Global pledges to provide education for all young people show little chance of being achieved, according to annual figures from the United Nations.
There are 264 million young people without access to school, with few signs of progress, says Unesco.
Around the world, almost one in 10 children does not even have access to primary level education.
The UN agency says wider access to education would radically reduce poverty and improve security.
The annual Global Education Monitoring Report tracks the numbers of young people in school and measures progress in international promises to ensure access to education.
And these latest Unesco figures, which show the position up to 2015, reveal "virtually no progress" in recent years.
The drive for access to school has been seen as vital for improving the health, economy and stability of some of the world's poorest countries.
But the annual figures show millions of families still without access to even the most basic education.
The worst out-of-school rates are in sub-Saharan Africa, where 21% of primary-age children and 36% of young teenagers are missing out on school.
The UN figures show about 61 million children are missing primary education.
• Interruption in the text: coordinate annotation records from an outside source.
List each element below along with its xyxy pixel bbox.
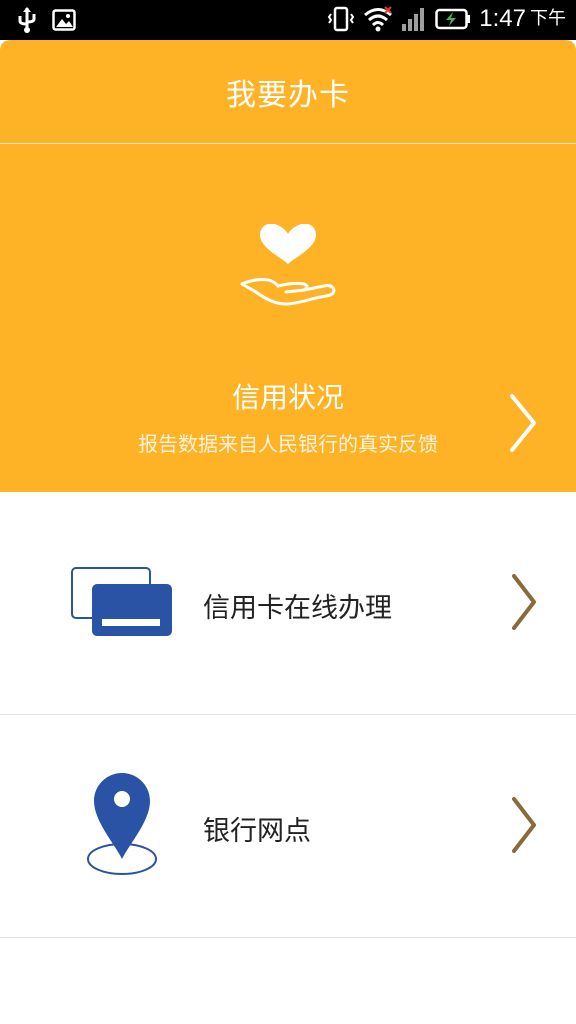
wifi-icon — [364, 6, 393, 32]
page-title: 我要办卡 — [226, 77, 350, 113]
clock-ampm: 下午 — [530, 8, 566, 29]
credit-status-subtitle: 报告数据来自人民银行的真实反馈 — [138, 432, 438, 456]
header-bar: 我要办卡 — [0, 40, 576, 144]
chevron-right-icon[interactable] — [508, 795, 538, 855]
credit-card-icon — [71, 567, 172, 636]
chevron-right-icon[interactable] — [506, 392, 540, 454]
menu-item-bank-branches[interactable]: 银行网点 — [0, 715, 576, 938]
clock-time: 1:47 — [479, 5, 526, 32]
menu-item-credit-card-apply[interactable]: 信用卡在线办理 — [0, 492, 576, 715]
battery-charging-icon — [435, 8, 471, 30]
vibrate-icon — [328, 6, 355, 32]
credit-status-panel[interactable]: 信用状况 报告数据来自人民银行的真实反馈 — [0, 144, 576, 492]
credit-status-title: 信用状况 — [231, 381, 344, 414]
menu-item-label: 银行网点 — [203, 816, 311, 847]
status-bar: 1:47 下午 — [0, 0, 576, 40]
heart-hand-icon — [240, 224, 336, 306]
location-pin-icon — [87, 773, 157, 875]
usb-icon — [18, 7, 36, 33]
menu-item-label: 信用卡在线办理 — [203, 593, 392, 624]
signal-icon — [402, 8, 425, 31]
image-icon — [52, 9, 76, 31]
chevron-right-icon[interactable] — [508, 572, 538, 632]
app-screen: 我要办卡 信用状况 报告数据来自人民银行的真实反馈 信用卡在线办理 银行网点 — [0, 40, 576, 1024]
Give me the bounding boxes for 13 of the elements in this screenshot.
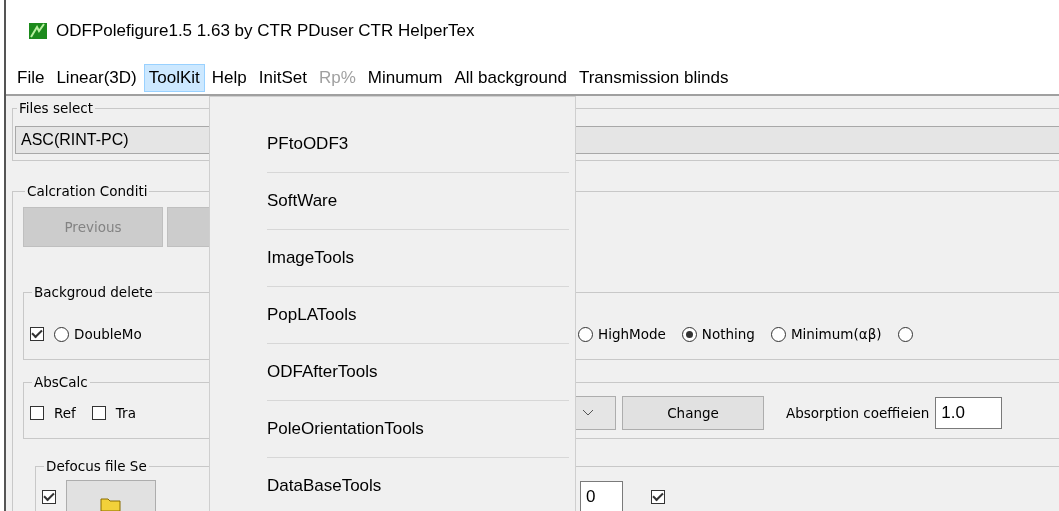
window-title: ODFPolefigure1.5 1.63 by CTR PDuser CTR HelperTex — [56, 21, 475, 41]
group-title: Defocus file Se — [45, 458, 148, 474]
group-title: AbsCalc — [33, 374, 89, 390]
option-label: DoubleMo — [74, 326, 142, 342]
group-title: Calcration Conditi — [26, 183, 149, 199]
checkbox-label: Ref — [54, 405, 76, 421]
field-label: Absorption coeffieien — [786, 405, 930, 421]
checkbox-label: Tra — [115, 405, 136, 421]
group-title: Files select — [18, 100, 95, 116]
option-label: HighMode — [598, 326, 666, 342]
option-label: Minimum(αβ) — [790, 326, 882, 342]
group-title: Backgroud delete — [33, 284, 154, 300]
option-label: Nothing — [701, 326, 755, 342]
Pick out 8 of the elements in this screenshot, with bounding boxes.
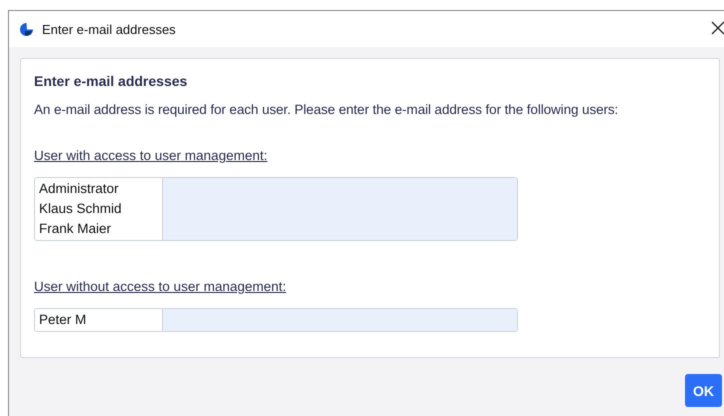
intro-text: An e-mail address is required for each user. Please enter the e-mail address for the following users: bbox=[34, 102, 620, 117]
group-heading: User with access to user management: bbox=[34, 148, 268, 163]
close-icon[interactable] bbox=[710, 20, 724, 36]
app-logo-icon bbox=[19, 22, 34, 36]
window-title: Enter e-mail addresses bbox=[42, 22, 176, 36]
card-heading: Enter e-mail addresses bbox=[34, 73, 188, 89]
group-heading: User without access to user management: bbox=[34, 279, 286, 294]
ok-button[interactable]: OK bbox=[685, 374, 722, 407]
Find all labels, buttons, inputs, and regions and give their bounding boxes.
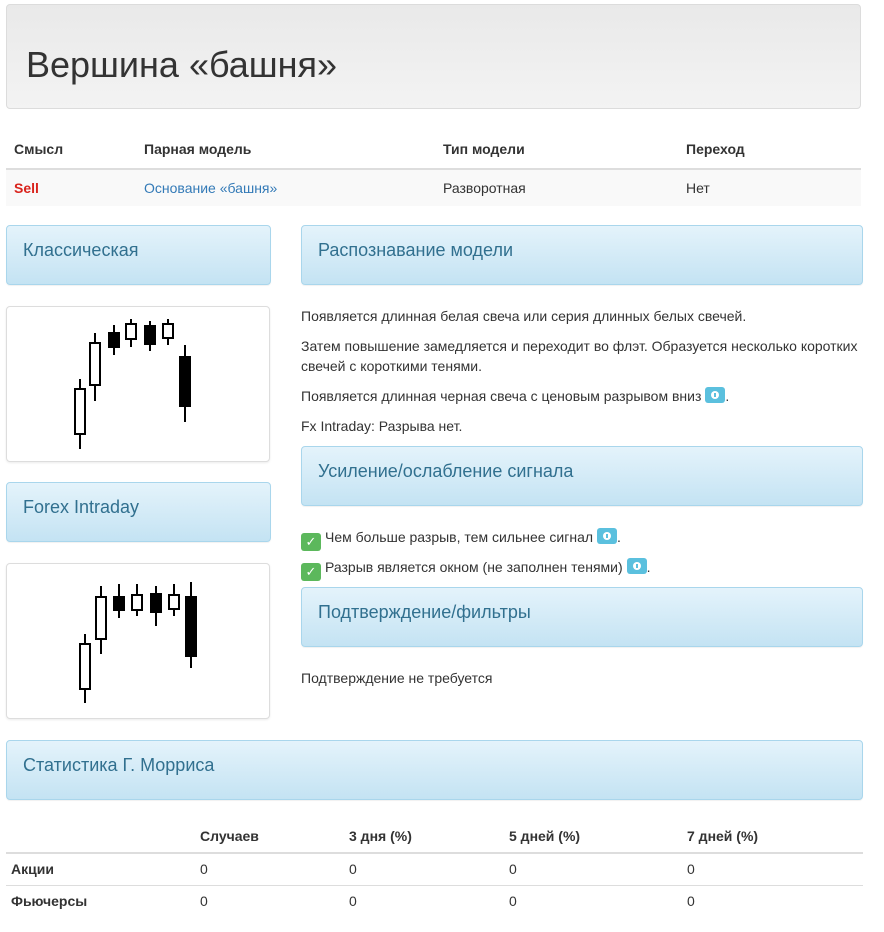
info-icon[interactable] xyxy=(626,558,647,574)
panel-recognition: Распознавание модели xyxy=(301,225,863,285)
stats-table: Случаев 3 дня (%) 5 дней (%) 7 дней (%) … xyxy=(6,820,863,917)
check-icon: ✓ xyxy=(301,563,321,581)
info-icon[interactable] xyxy=(597,528,618,544)
cell-5-days: 0 xyxy=(509,893,517,909)
forex-pattern-image xyxy=(6,563,270,719)
classic-pattern-image xyxy=(6,306,270,462)
cell-cases: 0 xyxy=(200,861,208,877)
stats-table-header: Случаев 3 дня (%) 5 дней (%) 7 дней (%) xyxy=(6,820,863,854)
candle-black-long xyxy=(185,596,197,657)
confirmation-text: Подтверждение не требуется xyxy=(301,670,493,686)
candle-white xyxy=(95,596,107,640)
candle-black-long xyxy=(179,356,191,407)
candle-white xyxy=(89,342,101,386)
model-type-value: Разворотная xyxy=(443,180,526,196)
info-icon[interactable] xyxy=(705,387,726,403)
header-meaning: Смысл xyxy=(14,141,64,157)
check-icon: ✓ xyxy=(301,533,321,551)
recognition-text-4: Fx Intraday: Разрыва нет. xyxy=(301,418,463,434)
signal-value: Sell xyxy=(14,180,39,196)
info-table-row: Sell Основание «башня» Разворотная Нет xyxy=(6,170,861,206)
cell-5-days: 0 xyxy=(509,861,517,877)
page-title: Вершина «башня» xyxy=(26,44,338,85)
header-7-days: 7 дней (%) xyxy=(687,828,759,844)
panel-forex: Forex Intraday xyxy=(6,482,271,542)
candle-white xyxy=(74,388,86,435)
strength-item-1-label: Чем больше разрыв, тем сильнее сигнал xyxy=(325,529,594,545)
panel-confirmation-title: Подтверждение/фильтры xyxy=(318,602,531,622)
panel-recognition-title: Распознавание модели xyxy=(318,240,514,260)
cell-3-days: 0 xyxy=(349,893,357,909)
candle-white xyxy=(131,594,143,611)
recognition-text-1: Появляется длинная белая свеча или серия… xyxy=(301,308,747,324)
header-pair-model: Парная модель xyxy=(144,141,252,157)
row-label: Фьючерсы xyxy=(11,893,88,909)
cell-7-days: 0 xyxy=(687,861,695,877)
info-table-header: Смысл Парная модель Тип модели Переход xyxy=(6,130,861,170)
table-row: Акции 0 0 0 0 xyxy=(6,854,863,886)
candle-white xyxy=(168,594,180,610)
recognition-text-3-label: Появляется длинная черная свеча с ценовы… xyxy=(301,388,702,404)
panel-forex-title: Forex Intraday xyxy=(23,497,140,517)
candle-black xyxy=(150,593,162,613)
page-header: Вершина «башня» xyxy=(6,4,861,109)
header-cases: Случаев xyxy=(200,828,259,844)
strength-item-2: ✓ Разрыв является окном (не заполнен теня… xyxy=(301,557,651,581)
classic-candles xyxy=(74,319,191,449)
candle-white xyxy=(79,643,91,690)
panel-statistics: Статистика Г. Морриса xyxy=(6,740,863,800)
cell-cases: 0 xyxy=(200,893,208,909)
candle-black xyxy=(113,596,125,611)
candle-black xyxy=(144,325,156,345)
strength-item-1: ✓ Чем больше разрыв, тем сильнее сигнал. xyxy=(301,527,621,551)
row-label: Акции xyxy=(11,861,54,877)
panel-statistics-title: Статистика Г. Морриса xyxy=(23,755,215,775)
header-5-days: 5 дней (%) xyxy=(509,828,581,844)
panel-classic: Классическая xyxy=(6,225,271,285)
cell-7-days: 0 xyxy=(687,893,695,909)
panel-strength-title: Усиление/ослабление сигнала xyxy=(318,461,574,481)
strength-item-2-label: Разрыв является окном (не заполнен теням… xyxy=(325,559,623,575)
pair-model-link[interactable]: Основание «башня» xyxy=(144,170,277,206)
info-table: Смысл Парная модель Тип модели Переход S… xyxy=(6,130,861,206)
panel-classic-title: Классическая xyxy=(23,240,139,260)
header-transition: Переход xyxy=(686,141,745,157)
candle-white xyxy=(162,323,174,339)
cell-3-days: 0 xyxy=(349,861,357,877)
recognition-text-2: Затем повышение замедляется и переходит … xyxy=(301,338,858,374)
panel-confirmation: Подтверждение/фильтры xyxy=(301,587,863,647)
header-3-days: 3 дня (%) xyxy=(349,828,412,844)
transition-value: Нет xyxy=(686,180,710,196)
panel-strength: Усиление/ослабление сигнала xyxy=(301,446,863,506)
recognition-text-3: Появляется длинная черная свеча с ценовы… xyxy=(301,387,730,404)
candle-white xyxy=(125,323,137,340)
forex-candles xyxy=(79,582,197,703)
candle-black xyxy=(108,332,120,348)
table-row: Фьючерсы 0 0 0 0 xyxy=(6,886,863,917)
header-model-type: Тип модели xyxy=(443,141,525,157)
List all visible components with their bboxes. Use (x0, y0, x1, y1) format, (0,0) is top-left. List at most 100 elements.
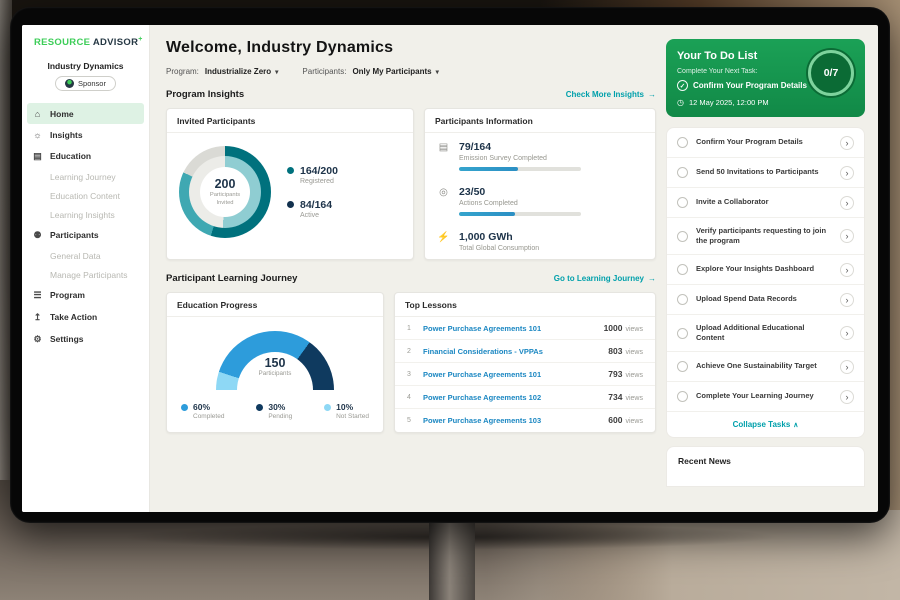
sidebar-item-insights[interactable]: ☼ Insights (22, 124, 149, 145)
info-row-consumption: ⚡ 1,000 GWh Total Global Consumption (425, 223, 655, 259)
sidebar-item-manage-participants[interactable]: Manage Participants (22, 265, 149, 284)
legend-label: Pending (268, 413, 292, 420)
task-label: Verify participants requesting to join t… (696, 226, 832, 247)
legend-item-not-started: 10% Not Started (324, 402, 369, 420)
logo-primary: RESOURCE (34, 37, 90, 48)
sidebar-item-education-content[interactable]: Education Content (22, 186, 149, 205)
chevron-right-icon[interactable]: › (840, 263, 854, 277)
section-title: Program Insights (166, 89, 244, 100)
sidebar-item-general-data[interactable]: General Data (22, 246, 149, 265)
chevron-right-icon[interactable]: › (840, 390, 854, 404)
task-checkbox[interactable] (677, 294, 688, 305)
check-more-insights-link[interactable]: Check More Insights → (566, 90, 656, 99)
education-progress-body: 150 Participants 60% Completed (167, 317, 383, 432)
chevron-right-icon[interactable]: › (840, 136, 854, 150)
info-row-emission-survey: ▤ 79/164 Emission Survey Completed (425, 133, 655, 178)
sidebar-item-take-action[interactable]: ↥ Take Action (22, 306, 149, 328)
card-title: Top Lessons (395, 293, 655, 317)
chevron-down-icon: ▾ (275, 68, 278, 76)
task-row-send-invitations[interactable]: Send 50 Invitations to Participants › (667, 158, 864, 188)
go-to-learning-journey-link[interactable]: Go to Learning Journey → (554, 274, 656, 283)
task-checkbox[interactable] (677, 361, 688, 372)
learning-journey-header: Participant Learning Journey Go to Learn… (166, 273, 656, 284)
task-row-upload-educational-content[interactable]: Upload Additional Educational Content › (667, 315, 864, 352)
lesson-link[interactable]: Power Purchase Agreements 101 (423, 370, 599, 379)
lesson-link[interactable]: Financial Considerations - VPPAs (423, 347, 599, 356)
donut-center: 200 Participants Invited (200, 167, 250, 217)
chevron-right-icon[interactable]: › (840, 293, 854, 307)
progress-bar (459, 167, 581, 171)
learning-journey-cards: Education Progress 150 Participants (166, 292, 656, 433)
program-icon: ☰ (32, 290, 43, 301)
task-row-achieve-target[interactable]: Achieve One Sustainability Target › (667, 352, 864, 382)
recent-news-title: Recent News (678, 456, 731, 466)
legend-dot (256, 404, 263, 411)
task-checkbox[interactable] (677, 264, 688, 275)
lesson-link[interactable]: Power Purchase Agreements 101 (423, 324, 595, 333)
task-row-complete-learning-journey[interactable]: Complete Your Learning Journey › (667, 382, 864, 412)
todo-panel: Your To Do List Complete Your Next Task:… (666, 25, 878, 512)
chevron-right-icon[interactable]: › (840, 196, 854, 210)
screen: RESOURCE ADVISOR+ Industry Dynamics Spon… (22, 25, 878, 512)
app-logo: RESOURCE ADVISOR+ (22, 25, 149, 48)
legend-item-completed: 60% Completed (181, 402, 224, 420)
task-row-confirm-program[interactable]: Confirm Your Program Details › (667, 128, 864, 158)
sidebar-item-label: Take Action (50, 312, 97, 322)
org-name: Industry Dynamics (22, 61, 149, 71)
education-progress-card: Education Progress 150 Participants (166, 292, 384, 433)
todo-next-task[interactable]: ✓ Confirm Your Program Details (677, 80, 807, 91)
energy-icon: ⚡ (437, 232, 450, 243)
legend-item-pending: 30% Pending (256, 402, 292, 420)
sidebar-item-education[interactable]: ▤ Education (22, 145, 149, 167)
arrow-right-icon: → (648, 274, 656, 283)
lesson-row: 5 Power Purchase Agreements 103 600views (395, 409, 655, 431)
chevron-right-icon[interactable]: › (840, 360, 854, 374)
task-row-invite-collaborator[interactable]: Invite a Collaborator › (667, 188, 864, 218)
lesson-link[interactable]: Power Purchase Agreements 102 (423, 393, 599, 402)
donut-legend: 164/200 Registered 84/164 Active (287, 165, 338, 219)
legend-value: 60% (193, 402, 224, 412)
card-title: Participants Information (425, 109, 655, 133)
collapse-tasks-button[interactable]: Collapse Tasks∧ (667, 412, 864, 437)
participants-filter-select[interactable]: Only My Participants ▾ (352, 67, 438, 76)
legend-label: Registered (300, 178, 338, 185)
chevron-right-icon[interactable]: › (840, 326, 854, 340)
monitor-bezel: RESOURCE ADVISOR+ Industry Dynamics Spon… (10, 7, 890, 523)
task-row-verify-participants[interactable]: Verify participants requesting to join t… (667, 218, 864, 255)
task-row-upload-spend-data[interactable]: Upload Spend Data Records › (667, 285, 864, 315)
program-filter-select[interactable]: Industrialize Zero ▾ (205, 67, 279, 76)
lesson-link[interactable]: Power Purchase Agreements 103 (423, 416, 599, 425)
task-row-explore-insights[interactable]: Explore Your Insights Dashboard › (667, 255, 864, 285)
task-checkbox[interactable] (677, 197, 688, 208)
todo-due: ◷ 12 May 2025, 12:00 PM (677, 98, 854, 107)
sponsor-badge[interactable]: Sponsor (55, 76, 116, 91)
logo-plus: + (138, 36, 142, 43)
sidebar-item-program[interactable]: ☰ Program (22, 284, 149, 306)
gauge-center-label: Participants (216, 370, 334, 377)
sidebar-item-home[interactable]: ⌂ Home (27, 103, 144, 124)
chevron-right-icon[interactable]: › (840, 166, 854, 180)
participants-filter-label: Participants: (302, 67, 346, 76)
sidebar-item-settings[interactable]: ⚙ Settings (22, 328, 149, 350)
chevron-right-icon[interactable]: › (840, 229, 854, 243)
sidebar-menu: ⌂ Home ☼ Insights ▤ Education Learning J… (22, 103, 149, 350)
sidebar-item-learning-insights[interactable]: Learning Insights (22, 205, 149, 224)
legend-value: 10% (336, 402, 369, 412)
sidebar-item-label: Education (50, 151, 91, 161)
section-title: Participant Learning Journey (166, 273, 297, 284)
education-icon: ▤ (32, 151, 43, 162)
legend-dot (324, 404, 331, 411)
sidebar-item-learning-journey[interactable]: Learning Journey (22, 167, 149, 186)
task-checkbox[interactable] (677, 231, 688, 242)
task-checkbox[interactable] (677, 391, 688, 402)
legend-value: 84/164 (300, 199, 332, 211)
task-checkbox[interactable] (677, 328, 688, 339)
task-list-card: Confirm Your Program Details › Send 50 I… (666, 127, 865, 438)
info-value: 1,000 GWh (459, 231, 539, 243)
donut-center-value: 200 (215, 177, 236, 191)
task-checkbox[interactable] (677, 167, 688, 178)
sidebar-item-label: Learning Insights (50, 210, 115, 220)
legend-value: 30% (268, 402, 292, 412)
task-checkbox[interactable] (677, 137, 688, 148)
sidebar-item-participants[interactable]: ⚉ Participants (22, 224, 149, 246)
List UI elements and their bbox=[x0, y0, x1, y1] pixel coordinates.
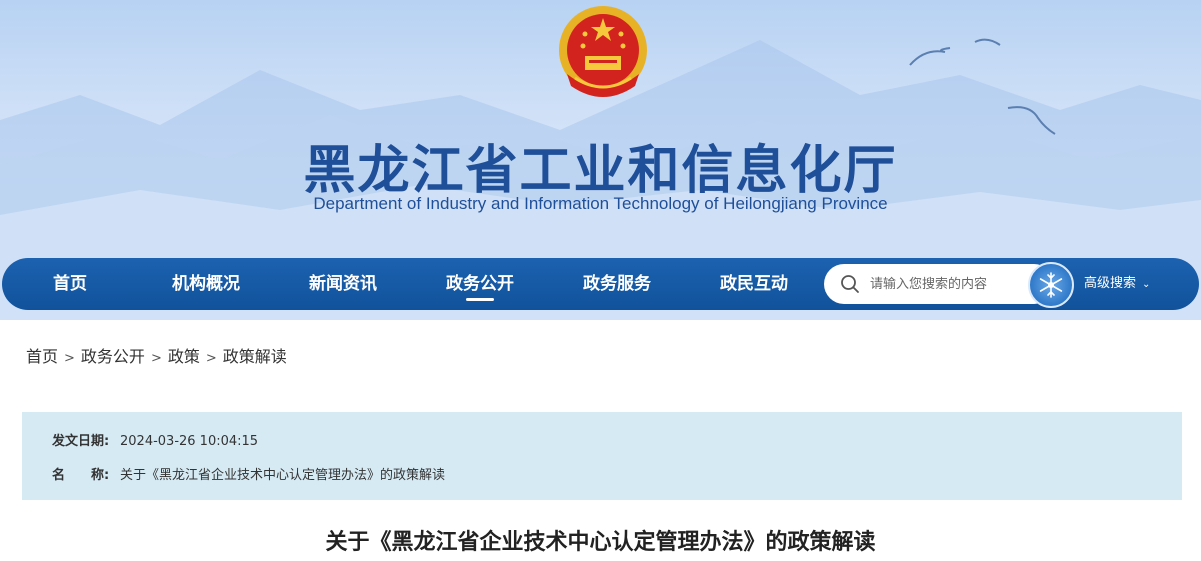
snowflake-icon bbox=[1039, 272, 1063, 298]
breadcrumb-policy[interactable]: 政策 bbox=[168, 347, 200, 366]
nav-item-government-affairs[interactable]: 政务公开 bbox=[446, 258, 514, 310]
search-input[interactable] bbox=[870, 272, 1020, 296]
date-value: 2024-03-26 10:04:15 bbox=[120, 434, 259, 449]
search-button[interactable] bbox=[1028, 262, 1074, 308]
search-icon bbox=[841, 275, 859, 293]
nav-item-home[interactable]: 首页 bbox=[53, 258, 87, 310]
nav-item-interaction[interactable]: 政民互动 bbox=[720, 258, 788, 310]
breadcrumb-separator: > bbox=[205, 351, 217, 366]
article-title: 关于《黑龙江省企业技术中心认定管理办法》的政策解读 bbox=[325, 530, 876, 555]
national-emblem-icon bbox=[559, 6, 647, 97]
date-label: 发文日期: bbox=[52, 434, 110, 449]
nav-item-organization[interactable]: 机构概况 bbox=[172, 258, 240, 310]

But it also affects poorer families in Asia - and more than a third of young children without schools are concentrated in six countries:
For more than 25 years there have been targets from world leaders to ensure that all children can go to primary school - with successive deadlines missed.
The current target aims to achieve universal primary education by 2030, but the sobering UN report says that based on present trends children will be missing out on school "for generations to come".
Girls are disproportionately likely to miss out on education, and there are sharp divides between rich and poor.
In the poorest countries, children from wealthy families are nine times less likely to miss out on school than their poorer counterparts.
Accompanying the annual report is an analysis of how much global poverty could be reduced if access to education was widened.
The study says that if all adults could complete secondary education, the economic benefits would lift 420 million out of poverty, reducing by two-thirds the numbers in poverty in South Asia and sub-Saharan Africa.
But despite such potential gains, the report shows progress on reducing out-of-school numbers has stagnated.
There had been considerable progress in the early years of the century, but the proportion of young people without access to primary education has changed little since about 2008.